Quando analisadas práticas voltadas para o canal de denúncia, o cenário é positivo e apresenta constante evolução. De acordo com dados do Selo Pró-Ética, na edição de 2020-2021, 97% das empresas candidatas a adquirir o selo possuíam canais de denúncias disponíveis aos empregados, ao passo que na edição de 2022-2023 esse percentual aumentou para 100%. Implementar o Canal de Denúncias e Sistema de Apuração de Relatos é uma importante ferramenta para detectar casos de disparidade salarial, proporcionando um ambiente mais ético e acolhedor às pessoas colaboradoras. A ação também traz segurança para os acionistas, a partir da identificação de desvios de conduta que podem trazer prejuízos financeiros e riscos de reputação e de imagem. A busca pela equiparação salarial entre homens e mulheres também possui sinergia com os Objetivos de Desenvolvimento Sustentável (ODS) da ONU de “Redução da Desigualdade” e “Igualdade de Gênero”, que já estabelece metas e incentiva que as empresas signatárias do Pacto Global adotem práticas para alcançar estes objetivos.

Diversidade e inclusão

Um ponto interessante – e que pode ser uma novidade para algumas organizações – é que, com a Lei de Igualdade Salarial, a necessidade de desenvolver um programa de diversidade e inclusão consistente deixa de ser uma sugestão de boa prática e passa a ser uma exigência. Parte das empresas, em especial as de maior porte, por vezes, já produzem e divulgam seus relatórios de sustentabilidade, que incluem dados demográficos de diversidade. Entretanto, com a nova lei, a divulgação passa a ser obrigatória e com uma maior frequência, o que pode mudar tanto o cenário das empresas que já realizam esses reports e, principalmente, daquelas que ainda não constroem essas informações de maneira estratégica.

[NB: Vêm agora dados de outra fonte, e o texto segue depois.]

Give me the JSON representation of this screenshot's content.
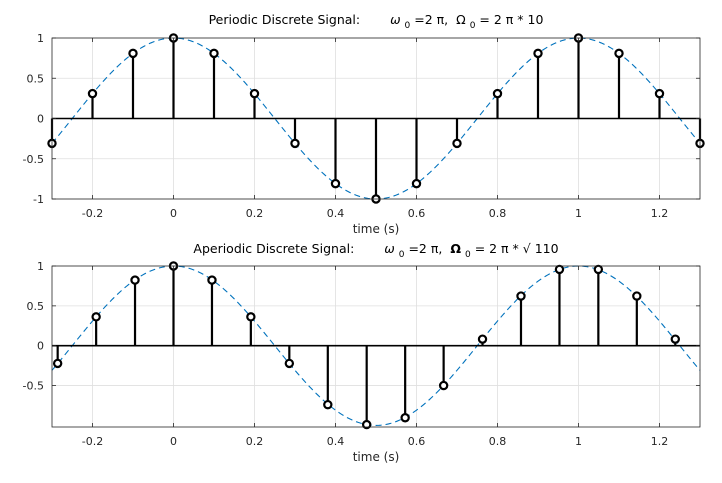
{
  "colors": {
    "stem": "#000000",
    "envelope": "#0072BD",
    "grid": "#dfdfdf",
    "axis": "#262626",
    "background": "#ffffff"
  },
  "chart_data": [
    {
      "type": "stem",
      "title_text": "Periodic Discrete Signal:",
      "title_omega_part": "ω",
      "title_omega_sub": "0",
      "title_omega_rest": "=2 π,",
      "title_Omega_part": "Ω",
      "title_Omega_sub": "0",
      "title_Omega_rest": " = 2 π * 10",
      "xlabel": "time (s)",
      "xlim": [
        -0.3,
        1.3
      ],
      "ylim": [
        -1,
        1
      ],
      "xticks": [
        -0.2,
        0,
        0.2,
        0.4,
        0.6,
        0.8,
        1,
        1.2
      ],
      "xtick_labels": [
        "-0.2",
        "0",
        "0.2",
        "0.4",
        "0.6",
        "0.8",
        "1",
        "1.2"
      ],
      "yticks": [
        -1,
        -0.5,
        0,
        0.5,
        1
      ],
      "ytick_labels": [
        "-1",
        "-0.5",
        "0",
        "0.5",
        "1"
      ],
      "envelope": "cos(2*pi*t)",
      "samples": {
        "t": [
          -0.3,
          -0.2,
          -0.1,
          0,
          0.1,
          0.2,
          0.3,
          0.4,
          0.5,
          0.6,
          0.7,
          0.8,
          0.9,
          1.0,
          1.1,
          1.2,
          1.3
        ],
        "y": [
          -0.309,
          0.309,
          0.809,
          1,
          0.809,
          0.309,
          -0.309,
          -0.809,
          -1,
          -0.809,
          -0.309,
          0.309,
          0.809,
          1,
          0.809,
          0.309,
          -0.309
        ]
      }
    },
    {
      "type": "stem",
      "title_text": "Aperiodic Discrete Signal:",
      "title_omega_part": "ω",
      "title_omega_sub": "0",
      "title_omega_rest": "=2 π,",
      "title_Omega_part": "Ω",
      "title_Omega_sub": "0",
      "title_Omega_rest": " = 2 π * √ 110",
      "xlabel": "time (s)",
      "xlim": [
        -0.3,
        1.3
      ],
      "ylim": [
        -1,
        1
      ],
      "xticks": [
        -0.2,
        0,
        0.2,
        0.4,
        0.6,
        0.8,
        1,
        1.2
      ],
      "xtick_labels": [
        "-0.2",
        "0",
        "0.2",
        "0.4",
        "0.6",
        "0.8",
        "1",
        "1.2"
      ],
      "yticks": [
        -0.5,
        0,
        0.5,
        1
      ],
      "ytick_labels": [
        "-0.5",
        "0",
        "0.5",
        "1"
      ],
      "envelope": "cos(2*pi*t)",
      "samples": {
        "t": [
          -0.286,
          -0.191,
          -0.095,
          0,
          0.095,
          0.191,
          0.286,
          0.381,
          0.477,
          0.572,
          0.667,
          0.763,
          0.858,
          0.953,
          1.049,
          1.144,
          1.239
        ],
        "y": [
          -0.222,
          0.362,
          0.823,
          1,
          0.823,
          0.362,
          -0.222,
          -0.74,
          -0.99,
          -0.904,
          -0.5,
          0.082,
          0.623,
          0.957,
          0.957,
          0.623,
          0.082
        ]
      }
    }
  ]
}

A legislação é assertiva e nos leva à compreensão de que é preciso também construir um ambiente inclusivo para que mulheres e outros grupos minorizados possam trabalhar, se desenvolver e avançar em suas carreiras de maneira segura física e psicologicamente, como mostrou a pesquisa Tendências Globais do Capital Humano de 2023, da Deloitte. A partir disso, traçar e acompanhar metas é fundamental para o cenário de diversidade. A lei ainda indica a realização de treinamentos para toda a força de trabalho, o que também é parte estruturante de um programa de diversidade e inclusão, considerando a conscientização e as práticas de comportamentos inclusivos.

É interessante observar que os esforços necessários para atender a essa legislação serão multidisciplinares e deverão envolver diferentes áreas da organização. O papel das equipes de recursos humanos será crucial para o cumprimento dessa legislação, principalmente na criação ou revisão do plano de cargos e salários e na forma como se negocia durante o processo de recrutamento e seleção. Áreas como jurídico e compliance também precisarão estar atentas às demandas trazidas pela Lei de Igualdade Salarial, principalmente no que tange à preparação dos canais de denúncia.

As novas regras vêm de encontro com uma questão social persistente de desigualdade de gênero. Resta saber o que as organizações estão fazendo para, de fato, reverterem esse cenário de desequilíbrio. E, assim como a pesquisa de Tendências Globais do Capital Humano de 2023 da Deloitte ressalta, o momento é oportuno para realizar a real inclusão das mulheres e demais grupos minorizados, construindo oportunidades também reais de permanência e crescimento destes públicos. Fomentar uma cultura inclusiva é entender que, para além de cumprir o compliance regulatório e questões morais, as organizações podem esperar resultados imediatamente positivos, como aponta o estudo A Revolução da Diversidade e Inclusão, da Deloitte: probabilidade duas vezes maior de atingir metas financeiras, de ter equipes com performances três vezes melhores, de produzir com seis vezes mais inovação e agilidade e principalmente oito vezes mais probabilidade de alcançar melhores resultados nos negócios. Olhar para diversidade e inclusão é agir no presente planejando o futuro.

* Ana Mocny, sócia de Consultoria em Capital Humano da Deloitte; Priscilla Avila Anjos de Moraes, diretora de Risk Advisory da Deloitte; Juliana Gonçalves Arruda, gerente de Consultoria em Capital Humano; Layane Almeida Matos, gerente de Risk Advisory da Deloitte e Vinícius Archanjo Ferraz, consultor sênior de Consultoria em Capital Humano.